NRW: Ministerium gibt Modellprojekte für Corona-Lockerungen erst Freitag bekannt

Düsseldorf - Trotz weiterhin hoher Corona-Infektionszahlen sollen einige Kommunen in Nordrhein-Westfalen ihr öffentliches Leben zumindest teilweise und im kleinen Rahmen hochfahren dürfen.

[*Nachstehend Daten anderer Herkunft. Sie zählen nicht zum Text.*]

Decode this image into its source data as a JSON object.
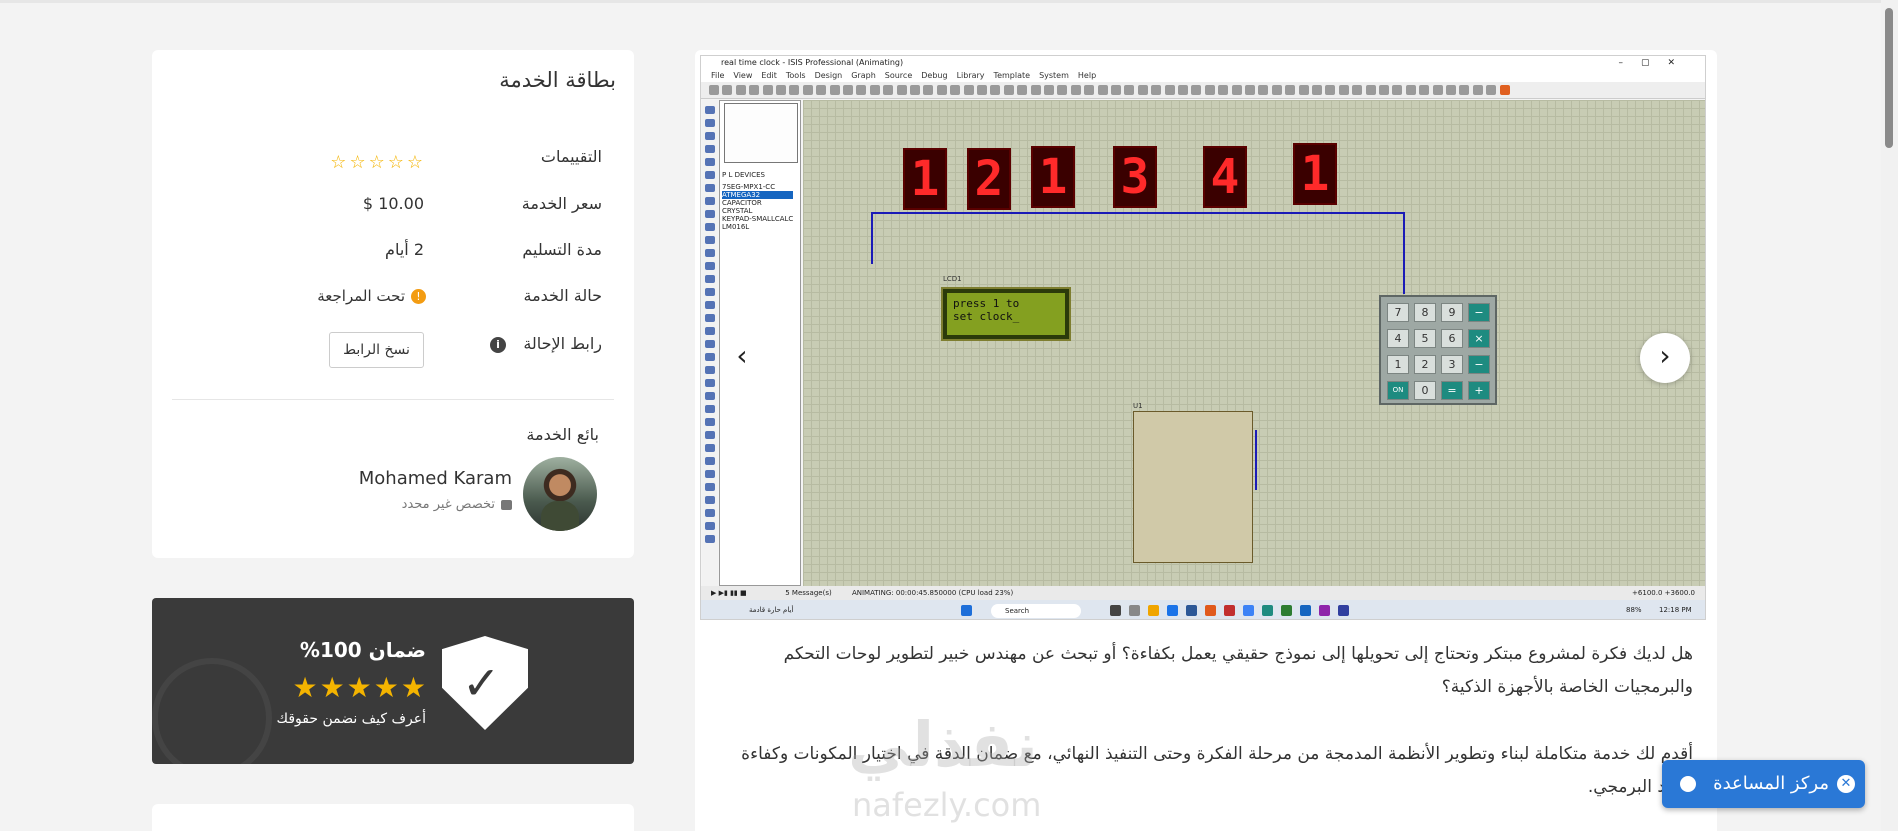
{
  "gallery": {
    "window_title": "real time clock - ISIS Professional (Animating)",
    "menu": [
      "File",
      "View",
      "Edit",
      "Tools",
      "Design",
      "Graph",
      "Source",
      "Debug",
      "Library",
      "Template",
      "System",
      "Help"
    ],
    "device_tabs": "P  L     DEVICES",
    "devices": [
      "7SEG-MPX1-CC",
      "ATMEGA32",
      "CAPACITOR",
      "CRYSTAL",
      "KEYPAD-SMALLCALC",
      "LM016L"
    ],
    "selected_device": "ATMEGA32",
    "seven_segment_digits": [
      "1",
      "2",
      "1",
      "3",
      "4",
      "1"
    ],
    "lcd_label": "LCD1",
    "lcd_line1": "press 1 to",
    "lcd_line2": "set clock_",
    "mcu_label": "U1",
    "keypad_keys": [
      "7",
      "8",
      "9",
      "−",
      "4",
      "5",
      "6",
      "×",
      "1",
      "2",
      "3",
      "−",
      "ON",
      "0",
      "=",
      "+"
    ],
    "status_messages": "5 Message(s)",
    "status_anim": "ANIMATING: 00:00:45.850000 (CPU load 23%)",
    "status_coords": "+6100.0   +3600.0",
    "taskbar_search": "Search",
    "taskbar_time": "12:18 PM",
    "taskbar_weather": "أيام حارة قادمة",
    "taskbar_battery": "88%"
  },
  "description": {
    "p1": "هل لديك فكرة لمشروع مبتكر وتحتاج إلى تحويلها إلى نموذج حقيقي يعمل بكفاءة؟ أو تبحث عن مهندس خبير لتطوير لوحات التحكم والبرمجيات الخاصة بالأجهزة الذكية؟",
    "p2": "أقدم لك خدمة متكاملة لبناء وتطوير الأنظمة المدمجة من مرحلة الفكرة وحتى التنفيذ النهائي، مع ضمان الدقة في اختيار المكونات وكفاءة الكود البرمجي."
  },
  "service_card": {
    "title": "بطاقة الخدمة",
    "ratings_label": "التقييمات",
    "ratings_value": 0,
    "price_label": "سعر الخدمة",
    "price_value": "$ 10.00",
    "delivery_label": "مدة التسليم",
    "delivery_value": "2 أيام",
    "status_label": "حالة الخدمة",
    "status_value": "تحت المراجعة",
    "referral_label": "رابط الإحالة",
    "copy_button": "نسخ الرابط",
    "seller_label": "بائع الخدمة",
    "seller_name": "Mohamed Karam",
    "seller_spec": "تخصص غير محدد"
  },
  "guarantee": {
    "title": "ضمان 100%",
    "subtitle": "أعرف كيف نضمن حقوقك",
    "stars": 5
  },
  "watermark": {
    "logo": "نفذلي",
    "url": "nafezly.com"
  },
  "help": {
    "label": "مركز المساعدة"
  },
  "colors": {
    "star": "#f4b400",
    "help": "#2a78d6",
    "guarantee_bg": "#3a3a3a",
    "status_warning": "#f39c12"
  }
}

In NRW sollen einige Kommunen trotz anhaltend hoher Corona-Infektionszahlen ihr öffentliches Leben zumindest teilweise und im kleinen Rahmen hochfahren dürfen.
In NRW sollen einige Kommunen trotz anhaltend hoher Corona-Infektionszahlen ihr öffentliches Leben zumindest teilweise und im kleinen Rahmen hochfahren dürfen.  © Uwe Anspach/dpa

Das Wirtschaftsministerium will an diesem Donnerstag bekannt geben, welche Kommunen den Zuschlag bekommen haben für entsprechende Modellprojekte. Beworben hatten sich 26 Kreise und 20 Städte, zwischen sechs und acht von ihnen sollten ausgewählt werden - und zwar aus verschiedenen Landesteilen.

Für die Teilnahme an den Modellprojekten gelten strenge Kriterien. Es geht nicht um umfassende und flächendeckende Öffnungen. Vielmehr soll an Projekten aus klar abgegrenzten Bereichen wie Sport, Jugend und Freizeit, Theater und Kulturstätten, Handel oder Außengastronomie beispielhaft ein digital gestütztes Pandemie-Management demonstriert werden.

Die hierdurch ermöglichten Öffnungen dürften nicht allzu groß sein. Das Wirtschafts- und Digitalministerium ist zuständig, weil es sich um digitales Pandemie-Management handelt.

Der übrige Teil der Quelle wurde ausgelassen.